Symbols from multiple alphabets can't be intermixed in one sequence type.

The following table summarizes common LongSequence types that have been given aliases for convenience.

TypeSymbol typeType alias
LongSequence{DNAAlphabet{N}}DNALongDNA{N}
LongSequence{RNAAlphabet{N}}RNALongRNA{N}
LongSequence{AminoAcidAlphabet}AminoAcidLongAA

The LongDNA and LongRNA aliases use a DNAAlphabet{4}.

DNAAlphabet{4} permits ambiguous nucleotides, and a sequence must use at least 4 bits to internally store each element (and indeed LongSequence does).

If you are sure that you are working with sequences with no ambiguous nucleotides, you can use LongSequences parameterised with DNAAlphabet{2} instead.

DNAAlphabet{2} is an alphabet that uses two bits per base and limits to only unambiguous nucleotide symbols (A,C,G,T).

Changing this single parameter, is all you need to do in order to benefit from memory savings. Some computations that use bitwise operations will also be dramatically faster.

The same applies with LongSequence{RNAAlphabet{4}}, simply replace the alphabet parameter with RNAAlphabet{2} in order to benefit.

source

Sequence views

Similar to how Base Julia offers views of array objects, BioSequences offers view of LongSequences - the LongSubSeq{A<:Alphabet}.
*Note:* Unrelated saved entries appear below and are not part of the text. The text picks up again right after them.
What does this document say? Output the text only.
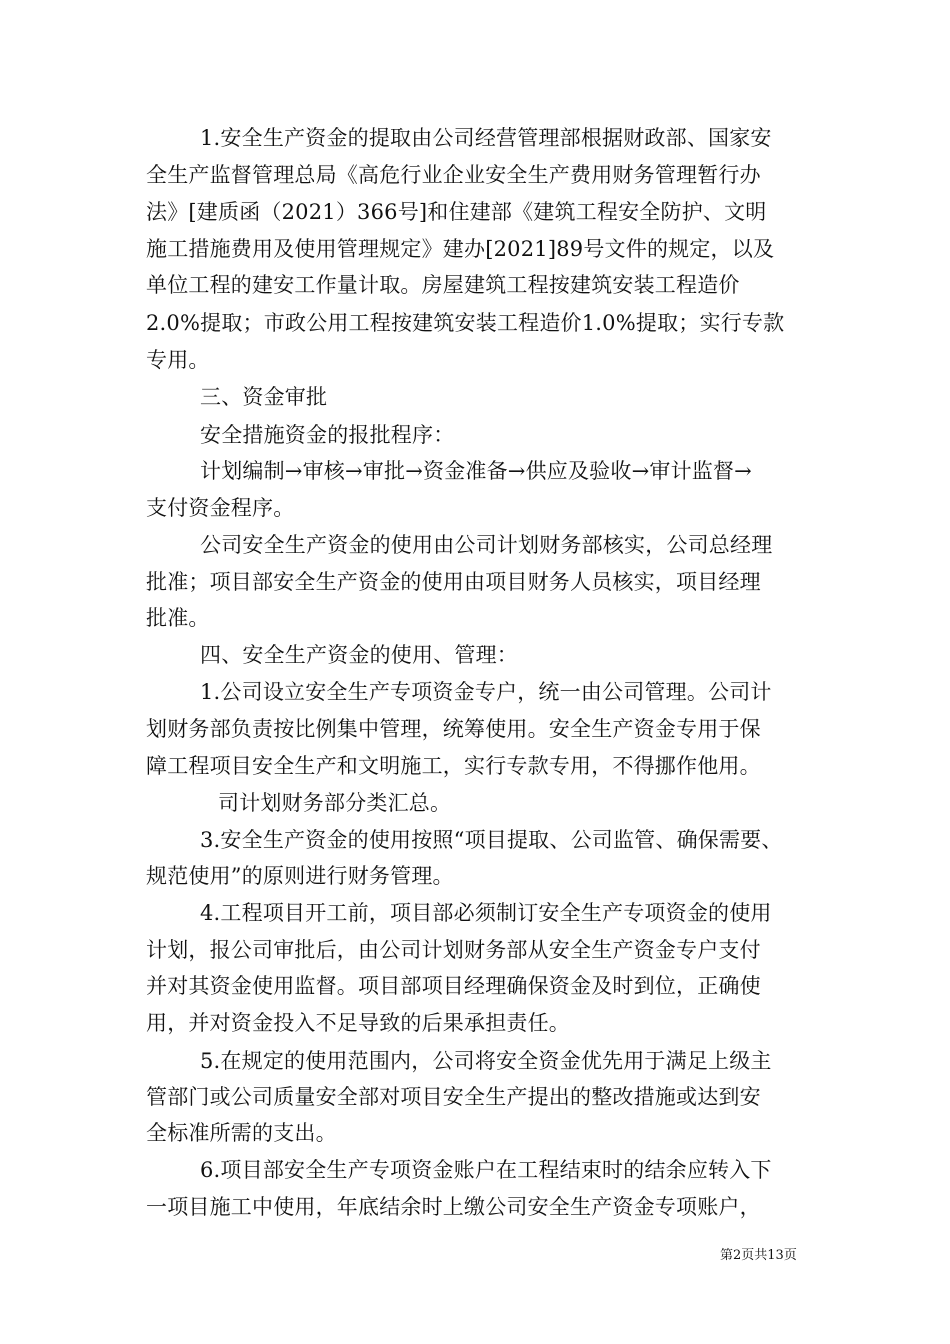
1.安全生产资金的提取由公司经营管理部根据财政部、国家安
全生产监督管理总局《高危行业企业安全生产费用财务管理暂行办
法》[建质函（2021）366号]和住建部《建筑工程安全防护、文明
施工措施费用及使用管理规定》建办[2021]89号文件的规定，以及
单位工程的建安工作量计取。房屋建筑工程按建筑安装工程造价
2.0%提取；市政公用工程按建筑安装工程造价1.0%提取；实行专款
专用。
三、资金审批
安全措施资金的报批程序：
计划编制→审核→审批→资金准备→供应及验收→审计监督→
支付资金程序。
公司安全生产资金的使用由公司计划财务部核实，公司总经理
批准；项目部安全生产资金的使用由项目财务人员核实，项目经理
批准。
四、安全生产资金的使用、管理：
1.公司设立安全生产专项资金专户，统一由公司管理。公司计
划财务部负责按比例集中管理，统筹使用。安全生产资金专用于保
障工程项目安全生产和文明施工，实行专款专用，不得挪作他用。
司计划财务部分类汇总。
3.安全生产资金的使用按照“项目提取、公司监管、确保需要、
规范使用”的原则进行财务管理。
4.工程项目开工前，项目部必须制订安全生产专项资金的使用
计划，报公司审批后，由公司计划财务部从安全生产资金专户支付
并对其资金使用监督。项目部项目经理确保资金及时到位，正确使
用，并对资金投入不足导致的后果承担责任。
5.在规定的使用范围内，公司将安全资金优先用于满足上级主
管部门或公司质量安全部对项目安全生产提出的整改措施或达到安
全标准所需的支出。
6.项目部安全生产专项资金账户在工程结束时的结余应转入下
一项目施工中使用，年底结余时上缴公司安全生产资金专项账户，
第2页共13页
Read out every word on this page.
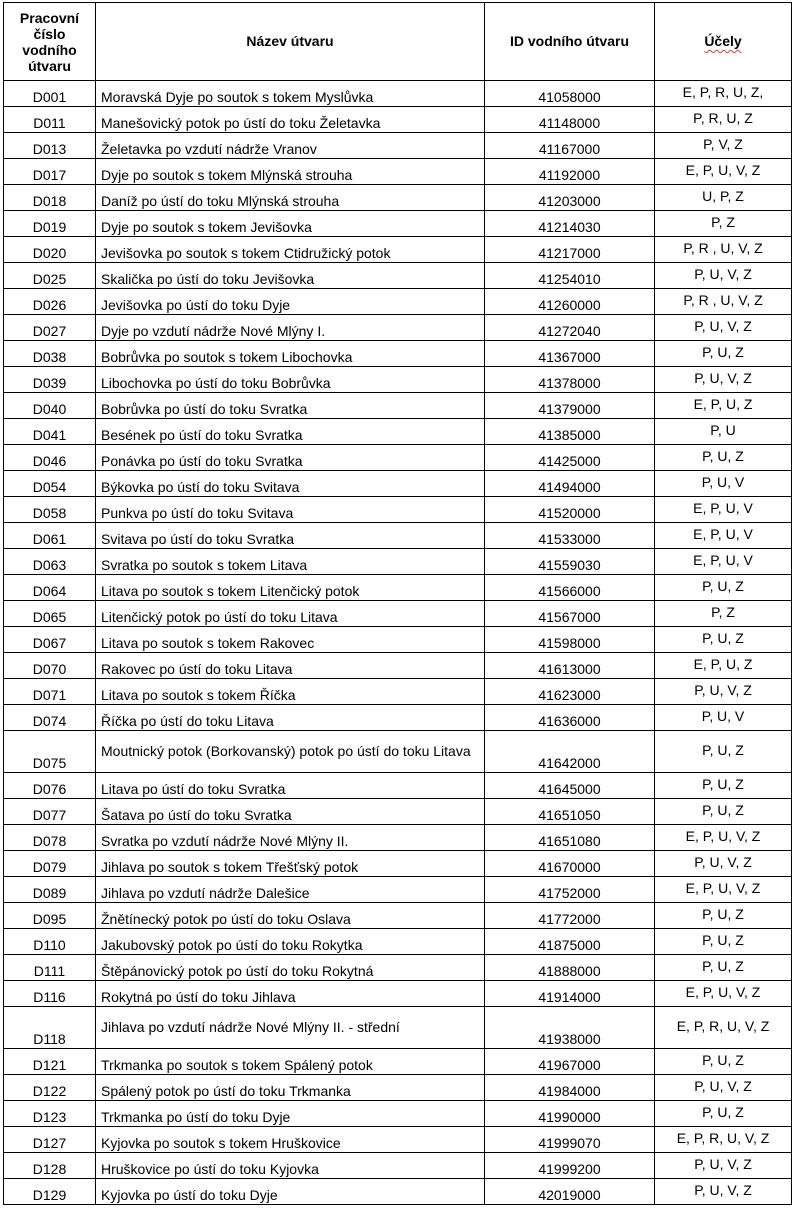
Pracovní
číslo
vodního
útvaru	Název útvaru	ID vodního útvaru	Účely
D001	Moravská Dyje po soutok s tokem Myslůvka	41058000	E, P, R, U, Z,
D011	Manešovický potok po ústí do toku Želetavka	41148000	P, R, U, Z
D013	Želetavka po vzdutí nádrže Vranov	41167000	P, V, Z
D017	Dyje po soutok s tokem Mlýnská strouha	41192000	E, P, U, V, Z
D018	Daníž po ústí do toku Mlýnská strouha	41203000	U, P, Z
D019	Dyje po soutok s tokem Jevišovka	41214030	P, Z
D020	Jevišovka po soutok s tokem Ctidružický potok	41217000	P, R , U, V, Z
D025	Skalička po ústí do toku Jevišovka	41254010	P, U, V, Z
D026	Jevišovka po ústí do toku Dyje	41260000	P, R , U, V, Z
D027	Dyje po vzdutí nádrže Nové Mlýny I.	41272040	P, U, V, Z
D038	Bobrůvka po soutok s tokem Libochovka	41367000	P, U, Z
D039	Libochovka po ústí do toku Bobrůvka	41378000	P, U, V, Z
D040	Bobrůvka po ústí do toku Svratka	41379000	E, P, U, Z
D041	Besének po ústí do toku Svratka	41385000	P, U
D046	Ponávka po ústí do toku Svratka	41425000	P, U, Z
D054	Býkovka po ústí do toku Svitava	41494000	P, U, V
D058	Punkva po ústí do toku Svitava	41520000	E, P, U, V
D061	Svitava po ústí do toku Svratka	41533000	E, P, U, V
D063	Svratka po soutok s tokem Litava	41559030	E, P, U, V
D064	Litava po soutok s tokem Litenčický potok	41566000	P, U, Z
D065	Litenčický potok po ústí do toku Litava	41567000	P, Z
D067	Litava po soutok s tokem Rakovec	41598000	P, U, Z
D070	Rakovec po ústí do toku Litava	41613000	E, P, U, Z
D071	Litava po soutok s tokem Říčka	41623000	P, U, V, Z
D074	Říčka po ústí do toku Litava	41636000	P, U, V
D075	Moutnický potok (Borkovanský) potok po ústí do toku Litava	41642000	P, U, Z
D076	Litava po ústí do toku Svratka	41645000	P, U, Z
D077	Šatava po ústí do toku Svratka	41651050	P, U, Z
D078	Svratka po vzdutí nádrže Nové Mlýny II.	41651080	E, P, U, V, Z
D079	Jihlava po soutok s tokem Třešťský potok	41670000	P, U, V, Z
D089	Jihlava po vzdutí nádrže Dalešice	41752000	E, P, U, V, Z
D095	Žnětínecký potok po ústí do toku Oslava	41772000	P, U, Z
D110	Jakubovský potok po ústí do toku Rokytka	41875000	P, U, Z
D111	Štěpánovický potok po ústí do toku Rokytná	41888000	P, U, Z
D116	Rokytná po ústí do toku Jihlava	41914000	E, P, U, V, Z
D118	Jihlava po vzdutí nádrže Nové Mlýny II. - střední	41938000	E, P, R, U, V, Z
D121	Trkmanka po soutok s tokem Spálený potok	41967000	P, U, Z
D122	Spálený potok po ústí do toku Trkmanka	41984000	P, U, V, Z
D123	Trkmanka po ústí do toku Dyje	41990000	P, U, Z
D127	Kyjovka po soutok s tokem Hruškovice	41999070	E, P, R, U, V, Z
D128	Hruškovice po ústí do toku Kyjovka	41999200	P, U, V, Z
D129	Kyjovka po ústí do toku Dyje	42019000	P, U, V, Z
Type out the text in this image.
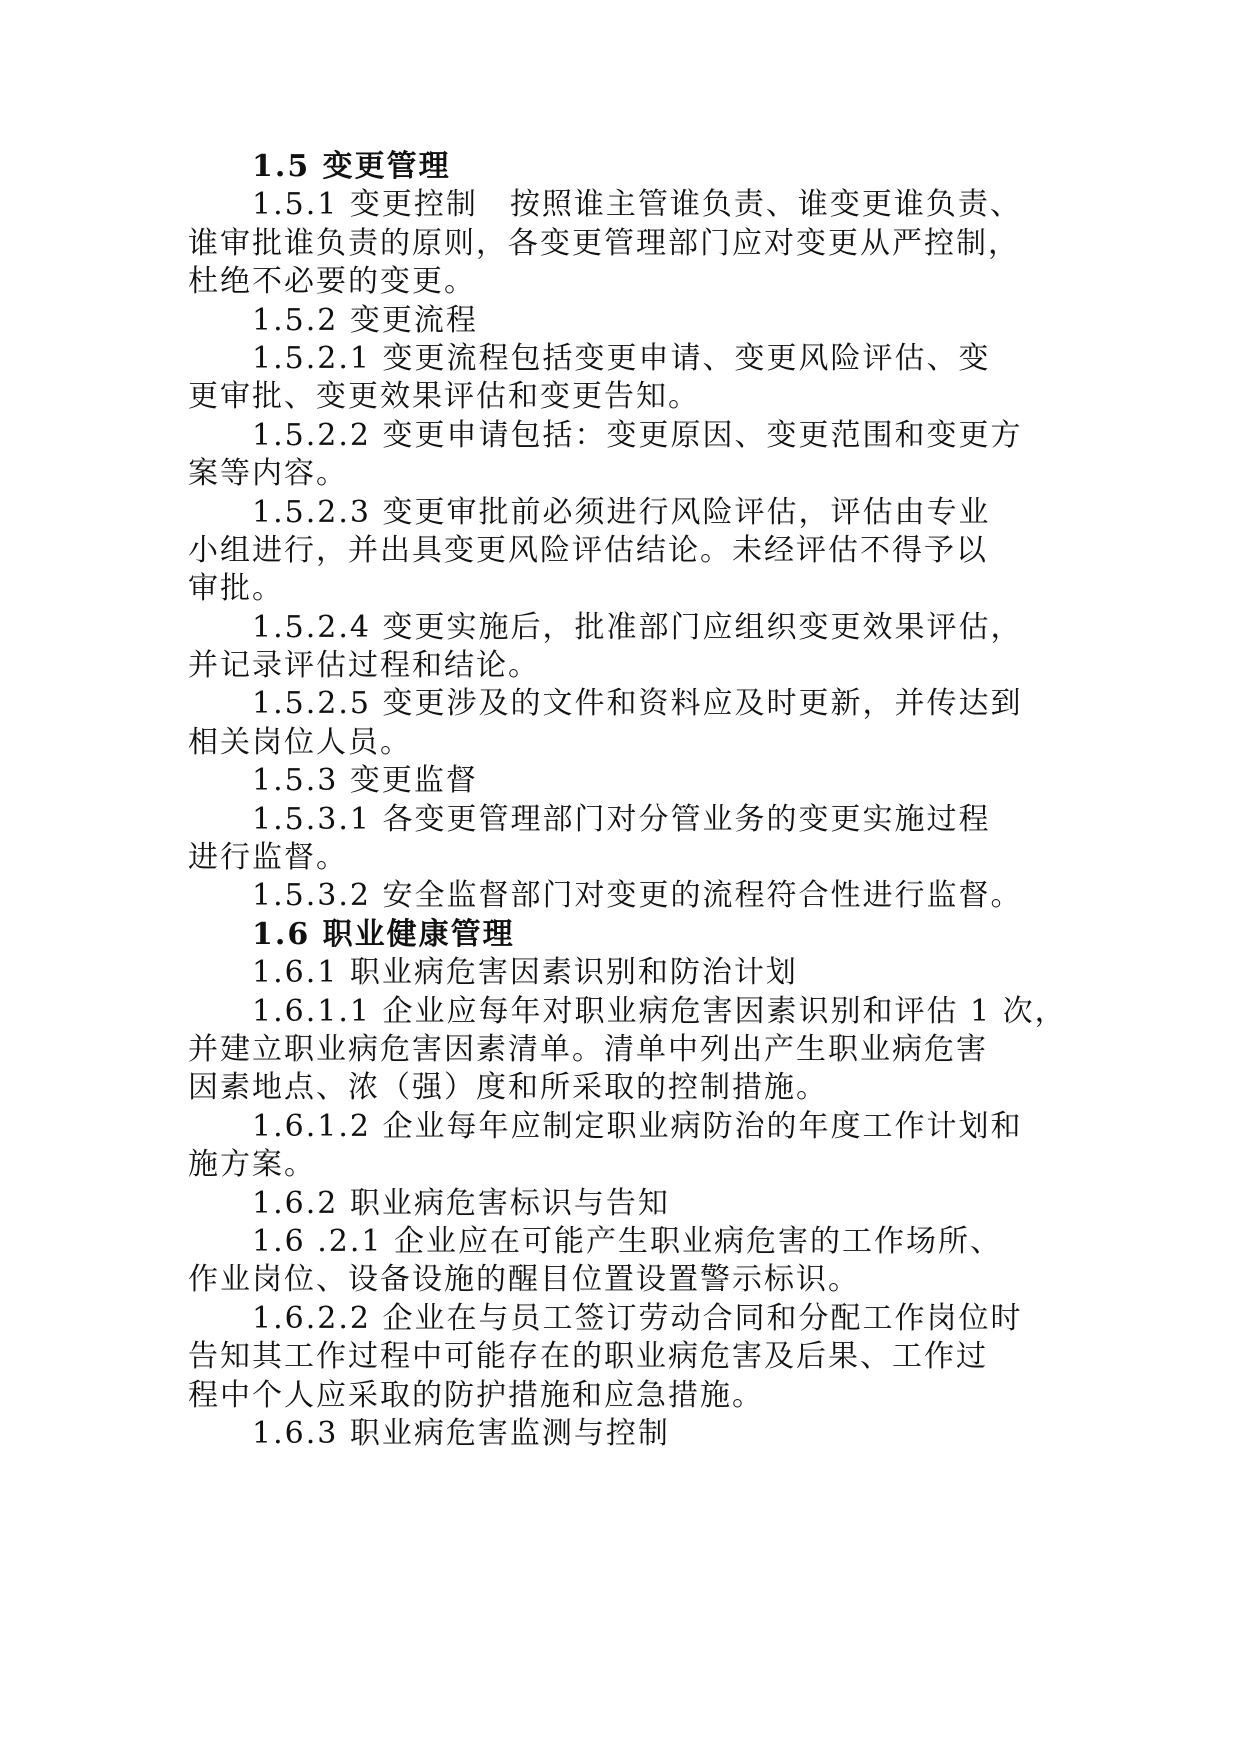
1.5 变更管理
1.5.1 变更控制　按照谁主管谁负责、谁变更谁负责、
谁审批谁负责的原则，各变更管理部门应对变更从严控制，
杜绝不必要的变更。
1.5.2 变更流程
1.5.2.1 变更流程包括变更申请、变更风险评估、变
更审批、变更效果评估和变更告知。
1.5.2.2 变更申请包括：变更原因、变更范围和变更方
案等内容。
1.5.2.3 变更审批前必须进行风险评估，评估由专业
小组进行，并出具变更风险评估结论。未经评估不得予以
审批。
1.5.2.4 变更实施后，批准部门应组织变更效果评估，
并记录评估过程和结论。
1.5.2.5 变更涉及的文件和资料应及时更新，并传达到
相关岗位人员。
1.5.3 变更监督
1.5.3.1 各变更管理部门对分管业务的变更实施过程
进行监督。
1.5.3.2 安全监督部门对变更的流程符合性进行监督。
1.6 职业健康管理
1.6.1 职业病危害因素识别和防治计划
1.6.1.1 企业应每年对职业病危害因素识别和评估 1 次，
并建立职业病危害因素清单。清单中列出产生职业病危害
因素地点、浓（强）度和所采取的控制措施。
1.6.1.2 企业每年应制定职业病防治的年度工作计划和
施方案。
1.6.2 职业病危害标识与告知
1.6 .2.1 企业应在可能产生职业病危害的工作场所、
作业岗位、设备设施的醒目位置设置警示标识。
1.6.2.2 企业在与员工签订劳动合同和分配工作岗位时
告知其工作过程中可能存在的职业病危害及后果、工作过
程中个人应采取的防护措施和应急措施。
1.6.3 职业病危害监测与控制
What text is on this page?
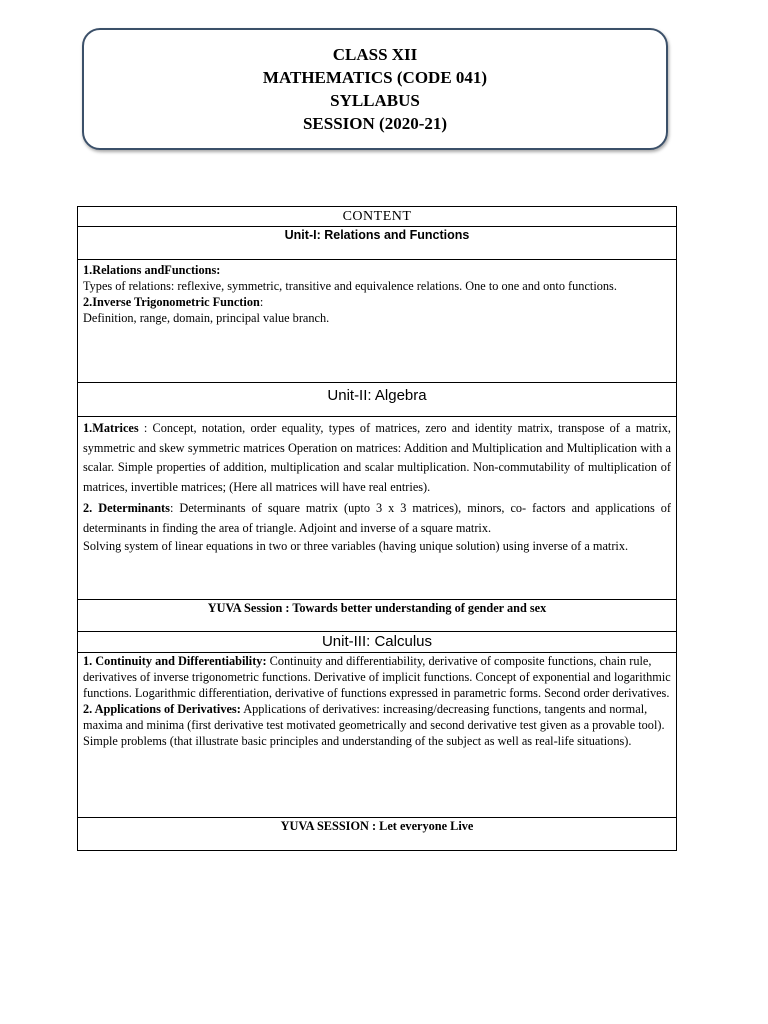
CLASS XII
MATHEMATICS (CODE 041)
SYLLABUS
SESSION (2020-21)
CONTENT
Unit-I: Relations and Functions

1.Relations andFunctions:

Types of relations: reflexive, symmetric, transitive and equivalence relations. One to one and onto functions.

2.Inverse Trigonometric Function:

Definition, range, domain, principal value branch.

Unit-II: Algebra

1.Matrices : Concept, notation, order equality, types of matrices, zero and identity matrix, transpose of a matrix, symmetric and skew symmetric matrices Operation on matrices: Addition and Multiplication and Multiplication with a scalar. Simple properties of addition, multiplication and scalar multiplication. Non-commutability of multiplication of matrices, invertible matrices; (Here all matrices will have real entries).

2. Determinants: Determinants of square matrix (upto 3 x 3 matrices), minors, co- factors and applications of determinants in finding the area of triangle. Adjoint and inverse of a square matrix.

Solving system of linear equations in two or three variables (having unique solution) using inverse of a matrix.

YUVA Session : Towards better understanding of gender and sex
Unit-III: Calculus

1. Continuity and Differentiability: Continuity and differentiability, derivative of composite functions, chain rule, derivatives of inverse trigonometric functions. Derivative of implicit functions. Concept of exponential and logarithmic functions. Logarithmic differentiation, derivative of functions expressed in parametric forms. Second order derivatives.

2. Applications of Derivatives: Applications of derivatives: increasing/decreasing functions, tangents and normal, maxima and minima (first derivative test motivated geometrically and second derivative test given as a provable tool). Simple problems (that illustrate basic principles and understanding of the subject as well as real-life situations).

YUVA SESSION : Let everyone Live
Conceptually, a LongSubSeq{A} is similar to a LongSequence{A}, but instead of storing their own data, they refer to the data of a LongSequence. Modiying the LongSequence will be reflected in the view, and vice versa. If the underlying LongSequence is truncated, the behaviour of a view is undefined. For the same reason, some operations are not supported for views, such as resizing.

The purpose of LongSubSeq is that, since they only contain a pointer to the underlying array, an offset and a length, they are much lighter than LongSequences, and will be stack allocated on Julia 1.5 and newer. Thus, the user may construct millions of views without major performance implications.